Now with the real way, that is $$f(x) \sim \frac{a_{0}}{2}+\sum\limits_{n=1}^{\infty}a_{n}\cos(nx)+b_{n}\sin(nx)$$ and I found $$f(x) \sim \frac{\pi^2}{3}+\sum\limits_{n=1}^{\infty} \frac{4}{n^2}(-1)^{n}\cos(nx).$$
Now I also tried to compute with the imaginary way, that is with $$f(x) \sim c_{0}+\sum\limits_{n=-\infty}^{\infty}c_{n} e^{inx},$$ with $$c_{n}=\frac{1}{2\pi} \int\limits_{-\pi}^{\pi}f(x)e^{-inx},$$ and I found $$f(x) \sim \frac{\pi^2}{3}+\sum\limits_{n=1}^{\infty} \frac{2}{n^2} (-1)^{n} e^{inx},$$
which doesn't seem to be the same. I'm sure about the real computation, any suggestions where I go wrong with the imaginary part?
Best Answer
With $f(x) = x^2$, the complex Fourier series should be indexed by the integers.

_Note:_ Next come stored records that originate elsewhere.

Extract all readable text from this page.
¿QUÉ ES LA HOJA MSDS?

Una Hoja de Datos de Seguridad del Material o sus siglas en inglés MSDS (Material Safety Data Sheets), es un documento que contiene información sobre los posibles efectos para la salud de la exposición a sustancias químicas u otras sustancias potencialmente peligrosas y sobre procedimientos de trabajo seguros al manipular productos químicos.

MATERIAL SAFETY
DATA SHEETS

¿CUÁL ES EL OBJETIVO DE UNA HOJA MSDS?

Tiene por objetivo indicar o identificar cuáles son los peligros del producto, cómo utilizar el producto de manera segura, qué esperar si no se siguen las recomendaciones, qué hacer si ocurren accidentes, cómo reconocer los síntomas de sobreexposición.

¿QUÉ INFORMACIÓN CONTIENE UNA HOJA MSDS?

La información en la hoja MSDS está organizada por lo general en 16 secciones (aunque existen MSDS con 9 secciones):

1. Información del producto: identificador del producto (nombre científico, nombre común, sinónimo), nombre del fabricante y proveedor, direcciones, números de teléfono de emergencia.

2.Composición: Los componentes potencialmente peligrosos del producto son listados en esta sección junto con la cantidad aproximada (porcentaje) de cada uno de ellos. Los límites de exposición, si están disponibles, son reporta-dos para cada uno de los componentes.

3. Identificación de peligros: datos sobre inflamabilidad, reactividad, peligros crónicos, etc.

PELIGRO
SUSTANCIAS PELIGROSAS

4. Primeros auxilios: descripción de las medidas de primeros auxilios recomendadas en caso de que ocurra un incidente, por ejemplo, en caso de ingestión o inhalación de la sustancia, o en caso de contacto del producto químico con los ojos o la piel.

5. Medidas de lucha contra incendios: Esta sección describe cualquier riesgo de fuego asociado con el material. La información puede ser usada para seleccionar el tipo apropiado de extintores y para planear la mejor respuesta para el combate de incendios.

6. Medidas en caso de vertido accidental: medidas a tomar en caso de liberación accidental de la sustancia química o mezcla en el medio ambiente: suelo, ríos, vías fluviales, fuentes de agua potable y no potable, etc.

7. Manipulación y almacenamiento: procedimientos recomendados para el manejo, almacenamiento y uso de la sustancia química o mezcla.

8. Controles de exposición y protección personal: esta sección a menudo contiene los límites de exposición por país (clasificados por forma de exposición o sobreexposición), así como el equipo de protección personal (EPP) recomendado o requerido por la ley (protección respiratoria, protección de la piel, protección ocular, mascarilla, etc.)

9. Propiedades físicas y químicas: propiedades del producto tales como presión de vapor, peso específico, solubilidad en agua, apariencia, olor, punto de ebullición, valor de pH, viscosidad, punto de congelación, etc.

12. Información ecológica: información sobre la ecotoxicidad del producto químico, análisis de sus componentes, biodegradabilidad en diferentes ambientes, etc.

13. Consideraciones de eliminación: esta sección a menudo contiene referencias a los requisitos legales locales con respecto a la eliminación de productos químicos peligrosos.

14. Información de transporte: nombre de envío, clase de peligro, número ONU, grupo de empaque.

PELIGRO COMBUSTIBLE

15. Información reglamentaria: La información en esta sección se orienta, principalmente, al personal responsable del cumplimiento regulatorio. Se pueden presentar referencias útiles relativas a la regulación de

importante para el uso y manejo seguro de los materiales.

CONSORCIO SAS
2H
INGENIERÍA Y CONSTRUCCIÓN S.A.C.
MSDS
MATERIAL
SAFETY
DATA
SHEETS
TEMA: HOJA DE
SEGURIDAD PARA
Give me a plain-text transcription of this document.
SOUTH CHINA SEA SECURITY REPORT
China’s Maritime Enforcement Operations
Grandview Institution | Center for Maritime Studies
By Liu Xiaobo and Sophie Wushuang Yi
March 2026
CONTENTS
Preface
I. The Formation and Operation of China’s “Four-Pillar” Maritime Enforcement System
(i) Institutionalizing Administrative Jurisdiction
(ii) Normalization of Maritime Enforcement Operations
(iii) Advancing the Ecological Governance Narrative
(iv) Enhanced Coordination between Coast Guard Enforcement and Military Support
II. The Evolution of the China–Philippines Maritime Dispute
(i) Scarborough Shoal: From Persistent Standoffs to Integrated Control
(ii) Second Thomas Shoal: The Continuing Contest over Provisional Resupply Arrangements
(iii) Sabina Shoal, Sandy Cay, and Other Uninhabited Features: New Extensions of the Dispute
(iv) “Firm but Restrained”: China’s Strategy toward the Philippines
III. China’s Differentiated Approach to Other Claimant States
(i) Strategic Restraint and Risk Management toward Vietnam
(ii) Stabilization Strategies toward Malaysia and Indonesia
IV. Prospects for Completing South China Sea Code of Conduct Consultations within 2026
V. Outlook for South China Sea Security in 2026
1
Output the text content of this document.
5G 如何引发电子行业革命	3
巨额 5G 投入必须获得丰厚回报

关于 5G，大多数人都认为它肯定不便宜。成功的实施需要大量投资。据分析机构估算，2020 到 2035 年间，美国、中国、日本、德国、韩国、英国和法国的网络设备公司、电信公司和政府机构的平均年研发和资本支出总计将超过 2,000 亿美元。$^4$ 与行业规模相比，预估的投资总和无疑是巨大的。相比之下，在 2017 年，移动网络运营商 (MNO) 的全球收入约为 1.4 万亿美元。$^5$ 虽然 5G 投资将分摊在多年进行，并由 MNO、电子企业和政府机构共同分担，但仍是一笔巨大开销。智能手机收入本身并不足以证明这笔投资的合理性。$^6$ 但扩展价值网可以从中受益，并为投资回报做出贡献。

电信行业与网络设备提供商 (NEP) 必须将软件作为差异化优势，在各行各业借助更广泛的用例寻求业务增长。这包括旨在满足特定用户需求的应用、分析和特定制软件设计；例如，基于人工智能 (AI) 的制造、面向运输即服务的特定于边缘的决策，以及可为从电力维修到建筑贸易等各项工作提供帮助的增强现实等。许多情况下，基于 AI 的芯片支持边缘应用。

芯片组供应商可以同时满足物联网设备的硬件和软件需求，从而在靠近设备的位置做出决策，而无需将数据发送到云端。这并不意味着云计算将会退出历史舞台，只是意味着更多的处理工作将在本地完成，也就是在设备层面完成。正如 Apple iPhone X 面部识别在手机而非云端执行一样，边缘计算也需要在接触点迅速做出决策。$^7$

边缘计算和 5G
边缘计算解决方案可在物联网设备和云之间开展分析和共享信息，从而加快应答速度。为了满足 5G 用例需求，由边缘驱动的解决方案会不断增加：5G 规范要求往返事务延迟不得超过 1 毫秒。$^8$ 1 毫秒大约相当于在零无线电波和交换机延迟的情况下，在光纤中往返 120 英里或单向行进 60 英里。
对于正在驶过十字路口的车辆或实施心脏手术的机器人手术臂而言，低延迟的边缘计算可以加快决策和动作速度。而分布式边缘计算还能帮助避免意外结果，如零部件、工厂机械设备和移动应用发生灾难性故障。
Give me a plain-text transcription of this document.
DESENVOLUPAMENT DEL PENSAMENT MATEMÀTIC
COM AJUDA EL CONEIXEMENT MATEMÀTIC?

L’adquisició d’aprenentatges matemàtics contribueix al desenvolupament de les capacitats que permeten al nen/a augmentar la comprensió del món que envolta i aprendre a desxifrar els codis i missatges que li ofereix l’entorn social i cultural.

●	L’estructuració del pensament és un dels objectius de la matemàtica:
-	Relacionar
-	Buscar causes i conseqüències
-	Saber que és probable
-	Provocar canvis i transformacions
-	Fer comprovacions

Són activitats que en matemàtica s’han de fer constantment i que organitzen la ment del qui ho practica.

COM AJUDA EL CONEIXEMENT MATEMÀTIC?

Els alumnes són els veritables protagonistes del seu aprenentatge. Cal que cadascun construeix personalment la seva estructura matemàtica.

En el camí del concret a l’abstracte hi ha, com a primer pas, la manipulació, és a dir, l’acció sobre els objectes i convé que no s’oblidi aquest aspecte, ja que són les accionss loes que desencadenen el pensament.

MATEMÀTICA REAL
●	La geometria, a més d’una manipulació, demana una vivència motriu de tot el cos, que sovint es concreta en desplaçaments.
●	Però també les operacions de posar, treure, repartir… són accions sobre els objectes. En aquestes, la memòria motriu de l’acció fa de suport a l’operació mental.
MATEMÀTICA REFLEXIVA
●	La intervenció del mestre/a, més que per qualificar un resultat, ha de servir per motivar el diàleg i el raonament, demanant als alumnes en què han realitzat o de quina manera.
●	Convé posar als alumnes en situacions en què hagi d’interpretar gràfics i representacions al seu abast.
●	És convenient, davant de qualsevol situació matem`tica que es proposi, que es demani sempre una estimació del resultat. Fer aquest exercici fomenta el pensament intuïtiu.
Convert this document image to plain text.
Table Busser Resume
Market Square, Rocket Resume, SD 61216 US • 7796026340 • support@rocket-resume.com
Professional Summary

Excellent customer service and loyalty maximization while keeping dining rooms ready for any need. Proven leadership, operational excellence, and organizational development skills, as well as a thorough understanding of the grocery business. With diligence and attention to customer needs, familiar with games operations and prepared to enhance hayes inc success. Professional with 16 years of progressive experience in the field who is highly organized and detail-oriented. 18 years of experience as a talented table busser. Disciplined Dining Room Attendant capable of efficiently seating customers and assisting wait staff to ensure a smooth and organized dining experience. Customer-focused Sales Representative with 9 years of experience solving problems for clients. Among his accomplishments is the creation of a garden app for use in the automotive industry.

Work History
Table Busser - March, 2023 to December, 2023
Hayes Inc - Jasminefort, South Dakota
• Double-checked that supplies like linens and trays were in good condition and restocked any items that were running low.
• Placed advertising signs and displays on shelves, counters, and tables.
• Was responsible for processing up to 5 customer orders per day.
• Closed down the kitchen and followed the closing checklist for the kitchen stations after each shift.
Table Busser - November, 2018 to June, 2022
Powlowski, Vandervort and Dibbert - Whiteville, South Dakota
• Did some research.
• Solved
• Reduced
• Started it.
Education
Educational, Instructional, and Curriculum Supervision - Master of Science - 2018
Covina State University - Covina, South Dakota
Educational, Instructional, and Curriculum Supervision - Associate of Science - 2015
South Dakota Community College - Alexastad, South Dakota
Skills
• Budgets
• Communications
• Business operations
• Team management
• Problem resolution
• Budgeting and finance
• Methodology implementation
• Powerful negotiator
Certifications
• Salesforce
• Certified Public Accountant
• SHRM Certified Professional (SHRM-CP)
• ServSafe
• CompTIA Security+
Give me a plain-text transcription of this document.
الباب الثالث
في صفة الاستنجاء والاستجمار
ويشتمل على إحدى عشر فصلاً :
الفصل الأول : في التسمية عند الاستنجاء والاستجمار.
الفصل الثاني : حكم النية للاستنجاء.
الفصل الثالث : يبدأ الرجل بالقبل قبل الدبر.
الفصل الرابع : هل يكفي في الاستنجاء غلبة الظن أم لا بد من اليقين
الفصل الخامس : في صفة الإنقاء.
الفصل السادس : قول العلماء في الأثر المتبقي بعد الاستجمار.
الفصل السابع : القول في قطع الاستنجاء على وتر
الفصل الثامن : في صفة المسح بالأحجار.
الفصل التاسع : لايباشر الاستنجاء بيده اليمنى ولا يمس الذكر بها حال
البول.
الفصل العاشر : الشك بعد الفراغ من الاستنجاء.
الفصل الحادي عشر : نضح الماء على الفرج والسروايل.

That is, $$ f(x) \sim c_0 + \sum_{n=-\infty}^{\infty} c_n \mathrm{e}^{inx}, $$ where the Fourier coefficients are given by $$ \frac{1}{2\pi} \int_{-\pi}^{\pi} x^2 \mathrm{e}^{-inx}\, \mathrm{d} x = \begin{cases} \frac{2}{n^2}(-1)^n & \text{if $n\ne 0$, and} \\ \frac{\pi^2}{3} & \text{if $n=0$.} \end{cases}$$ (I get this after two integration by part steps–I'm leaving off the details here, as you seemed to have worked them out correctly in your work.)
Via little bit of manipulation, this becomes \begin{align*} f(x) &\sim \sum_{n=-\infty}^{\infty} c_n \mathrm{e}^{inx} \\ &= c_0 + \sum_{n=-\infty}^{-1} c_{n} \mathrm{e}^{inx} + \sum_{n=1}^{\infty} c_{n} \mathrm{e}^{inx} \\ &= c_0 + \sum_{n=1}^{\infty} c_{-n} \mathrm{e}^{-inx} + \sum_{n=1}^{\infty} c_{n} \mathrm{e}^{inx} \\ &= \frac{\pi^2}{3} + \sum_{n=1}^{\infty} \frac{2}{(-n)^2} (-1)^{-n}\mathrm{e}^{-inx} + \sum_{n=1}^{\infty} \frac{2}{n^2} (-1)^{n}\mathrm{e}^{inx} \\ &= \frac{\pi^2}{3} + \sum_{n=1}^{\infty} \frac{2}{n^2} (-1)^n\left( \mathrm{e}^{inx} + \mathrm{e}^{-inx} \right) \\ &= \frac{\pi^2}{3} + \sum_{n=1}^{\infty} \frac{4}{n^2} (-1)^n \left( \frac{\mathrm{e}^{inx} + \mathrm{e}^{-inx}}{2} \right) \\ &= \frac{\pi^2}{3} + \sum_{n=1}^{\infty} \frac{4}{n^2} (-1)^n \cos(nx), \end{align*} which is the result you were hoping to get.